After conducting a customs audit, Novorossiisk Customs Office decided that the client had violated the terms and conditions of the customs procedure involving the temporary import of a tanker in connection with entering into a time charter contract for such tanker. This decision resulted in the company being charged more than RUB 220 million. The client appealed this decision in the Kasnodar Territory Commercial (‘Arbitration’) Court, which decided in favour of the Company (Case No. А32-9485/2016). The court of appeal left this decision unchanged. The North-Caucasian Circuit Commercial (‘Arbitration’) Court quashed the judgments of the lower-level courts and handed down a resolution in favour of the customs office. The Supreme Court’s Economic Panel accepted the circuit court’s resolution for review and, after examining the client’s complaint, cancelled such resolution and upheld the decisions of the trial court and court of appeal. 

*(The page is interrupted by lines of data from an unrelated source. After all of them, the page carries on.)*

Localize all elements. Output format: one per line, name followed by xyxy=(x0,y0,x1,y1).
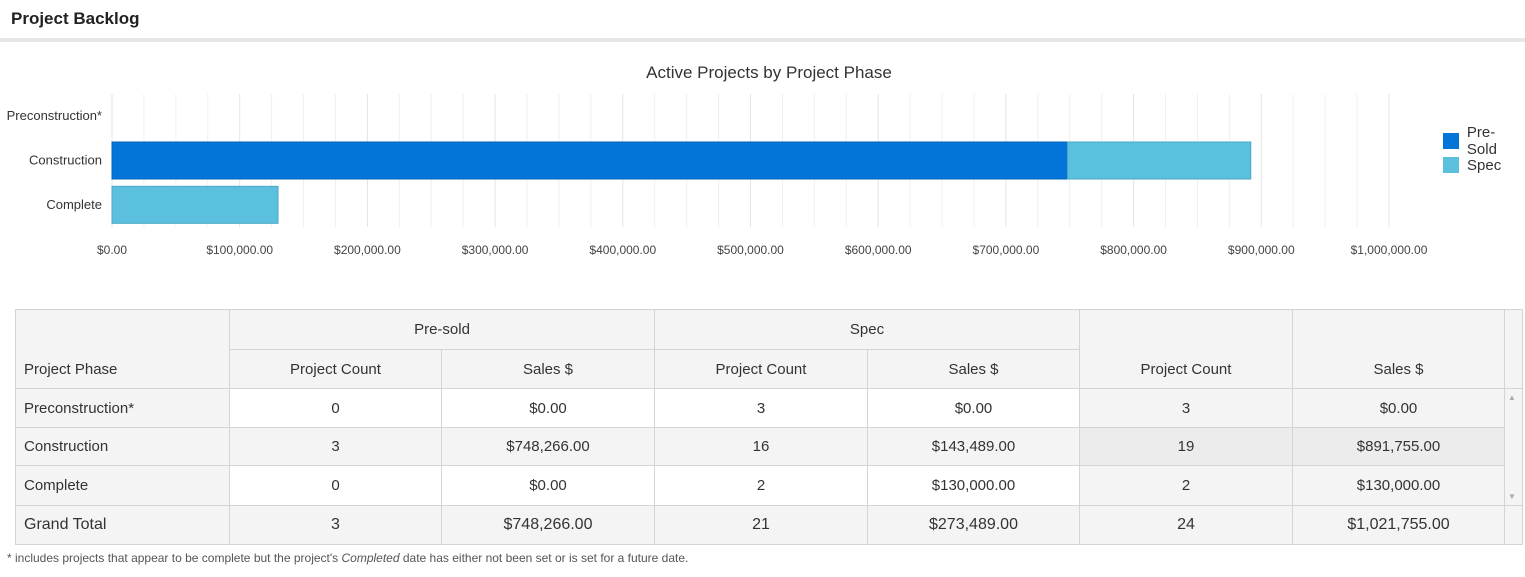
table-scrollbar[interactable]: ▲ ▼ xyxy=(1504,388,1523,506)
backlog-table: Project Phase Pre-sold Spec Project Coun… xyxy=(15,309,1523,545)
bar-spec-construction[interactable] xyxy=(1067,141,1252,180)
grand-total-sales: $1,021,755.00 xyxy=(1292,505,1505,545)
footnote-text-end: date has either not been set or is set f… xyxy=(399,551,689,565)
col-header-project-phase[interactable]: Project Phase xyxy=(15,309,230,389)
cell-total-sales: $130,000.00 xyxy=(1292,465,1505,506)
col-header-pre-sales[interactable]: Sales $ xyxy=(441,349,655,389)
legend-item-pre-sold[interactable]: Pre-Sold xyxy=(1443,124,1525,158)
x-tick-label: $700,000.00 xyxy=(973,243,1040,257)
page-title: Project Backlog xyxy=(11,9,140,28)
cell-pre-sales: $748,266.00 xyxy=(441,427,655,466)
col-header-spec-sales[interactable]: Sales $ xyxy=(867,349,1080,389)
x-tick-label: $0.00 xyxy=(97,243,127,257)
grand-total-pre-sales: $748,266.00 xyxy=(441,505,655,545)
cell-total-sales: $0.00 xyxy=(1292,388,1505,428)
cell-pre-sales: $0.00 xyxy=(441,465,655,506)
active-projects-chart: Active Projects by Project Phase Precons… xyxy=(7,63,1428,257)
cell-pre-count: 3 xyxy=(229,427,442,466)
cell-spec-sales: $143,489.00 xyxy=(867,427,1080,466)
x-tick-label: $300,000.00 xyxy=(462,243,529,257)
y-tick-label: Preconstruction* xyxy=(7,108,102,123)
grand-total-spec-sales: $273,489.00 xyxy=(867,505,1080,545)
cell-spec-count: 16 xyxy=(654,427,868,466)
cell-spec-count: 3 xyxy=(654,388,868,428)
x-tick-label: $400,000.00 xyxy=(589,243,656,257)
table-row: Construction 3 $748,266.00 16 $143,489.0… xyxy=(15,427,1523,466)
legend-item-spec[interactable]: Spec xyxy=(1443,153,1525,177)
chart-legend: Pre-Sold Spec xyxy=(1443,124,1525,177)
bar-pre-sold-construction[interactable] xyxy=(111,141,1069,180)
row-phase: Complete xyxy=(15,465,230,506)
cell-pre-count: 0 xyxy=(229,465,442,506)
footnote-emphasis: Completed xyxy=(341,551,400,565)
col-header-spec-count[interactable]: Project Count xyxy=(654,349,868,389)
col-header-total-count[interactable]: Project Count xyxy=(1079,309,1293,389)
legend-label-pre-sold: Pre-Sold xyxy=(1466,124,1497,158)
x-tick-label: $100,000.00 xyxy=(206,243,273,257)
y-tick-label: Complete xyxy=(46,197,102,212)
legend-swatch-pre-sold xyxy=(1443,133,1459,149)
bar-spec-complete[interactable] xyxy=(111,185,279,224)
col-header-total-sales[interactable]: Sales $ xyxy=(1292,309,1505,389)
grand-total-count: 24 xyxy=(1079,505,1293,545)
cell-total-sales: $891,755.00 xyxy=(1292,427,1505,466)
group-header-spec: Spec xyxy=(654,309,1080,350)
chart-title: Active Projects by Project Phase xyxy=(646,63,892,82)
header-scroll-spacer xyxy=(1504,309,1523,389)
col-header-pre-count[interactable]: Project Count xyxy=(229,349,442,389)
cell-total-count: 3 xyxy=(1079,388,1293,428)
x-tick-label: $900,000.00 xyxy=(1228,243,1295,257)
cell-total-count: 19 xyxy=(1079,427,1293,466)
row-phase: Preconstruction* xyxy=(15,388,230,428)
x-tick-label: $800,000.00 xyxy=(1100,243,1167,257)
legend-label-spec: Spec xyxy=(1467,156,1502,174)
cell-spec-count: 2 xyxy=(654,465,868,506)
cell-total-count: 2 xyxy=(1079,465,1293,506)
footer-scroll-spacer xyxy=(1504,505,1523,545)
legend-swatch-spec xyxy=(1443,157,1459,173)
group-header-pre-sold: Pre-sold xyxy=(229,309,655,350)
scroll-up-icon[interactable]: ▲ xyxy=(1508,393,1516,402)
page-header: Project Backlog xyxy=(0,0,1525,42)
grand-total-row: Grand Total 3 $748,266.00 21 $273,489.00… xyxy=(15,505,1523,545)
x-tick-label: $500,000.00 xyxy=(717,243,784,257)
table-row: Complete 0 $0.00 2 $130,000.00 2 $130,00… xyxy=(15,465,1523,506)
x-tick-label: $600,000.00 xyxy=(845,243,912,257)
grand-total-pre-count: 3 xyxy=(229,505,442,545)
y-tick-label: Construction xyxy=(29,153,102,168)
cell-spec-sales: $0.00 xyxy=(867,388,1080,428)
footnote: * includes projects that appear to be co… xyxy=(7,551,688,565)
row-phase: Construction xyxy=(15,427,230,466)
x-tick-label: $200,000.00 xyxy=(334,243,401,257)
cell-spec-sales: $130,000.00 xyxy=(867,465,1080,506)
footnote-text-start: * includes projects that appear to be co… xyxy=(7,551,342,565)
cell-pre-count: 0 xyxy=(229,388,442,428)
x-tick-label: $1,000,000.00 xyxy=(1351,243,1428,257)
table-row: Preconstruction* 0 $0.00 3 $0.00 3 $0.00… xyxy=(15,388,1523,506)
scroll-down-icon[interactable]: ▼ xyxy=(1508,492,1516,501)
cell-pre-sales: $0.00 xyxy=(441,388,655,428)
grand-total-spec-count: 21 xyxy=(654,505,868,545)
grand-total-label: Grand Total xyxy=(15,505,230,545)
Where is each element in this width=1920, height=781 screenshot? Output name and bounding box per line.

“The unique feature of the project is that in this case customs rules depend on the civil law nature of the time charter contract, which is debatable," says Alexander Kosov, Partner at Pepeliaev Group. "Such rules also depend on specific circumstances showing whether the ship remained in the actual possession and use of the company after the time charter contract had been concluded or whether, as a result of such time charter contract, it was transferred into the possession and use of the charterer. Several legal opinions of famous experts in the sphere of domestic civil law and customs laws as well as a legal opinion from English lawyers were presented to defend the position in court. The existing case law on similar customs cases is unfavourable for declarants. To recognise that to transfer a vessel imported under a temporary import procedure into a time charter is at variance with the terms and conditions of the customs procedure merely by virtue of the type of time charter contract would essentially mean that customs is placing a ban on a legitimate way of conducting economic activities envisaged by Maritime Law. Another focus of the litigation was whether a violation of the temporary import customs procedure constitutes a ground for disallowing the customs duty benefits and VAT benefits that do not depend on the customs procedure being applied. To answer this question correctly, it is required not only to interpret the provisions of customs legislation systematically, but also to understand the purposes for which the relevant customs duty benefits and VAT benefits are granted. In this context the Russian Supreme Court’s ruling on Case No. А32-9485/2016 is of great consequence for the formation of precedent-based practice and for the entire marine transport industry”.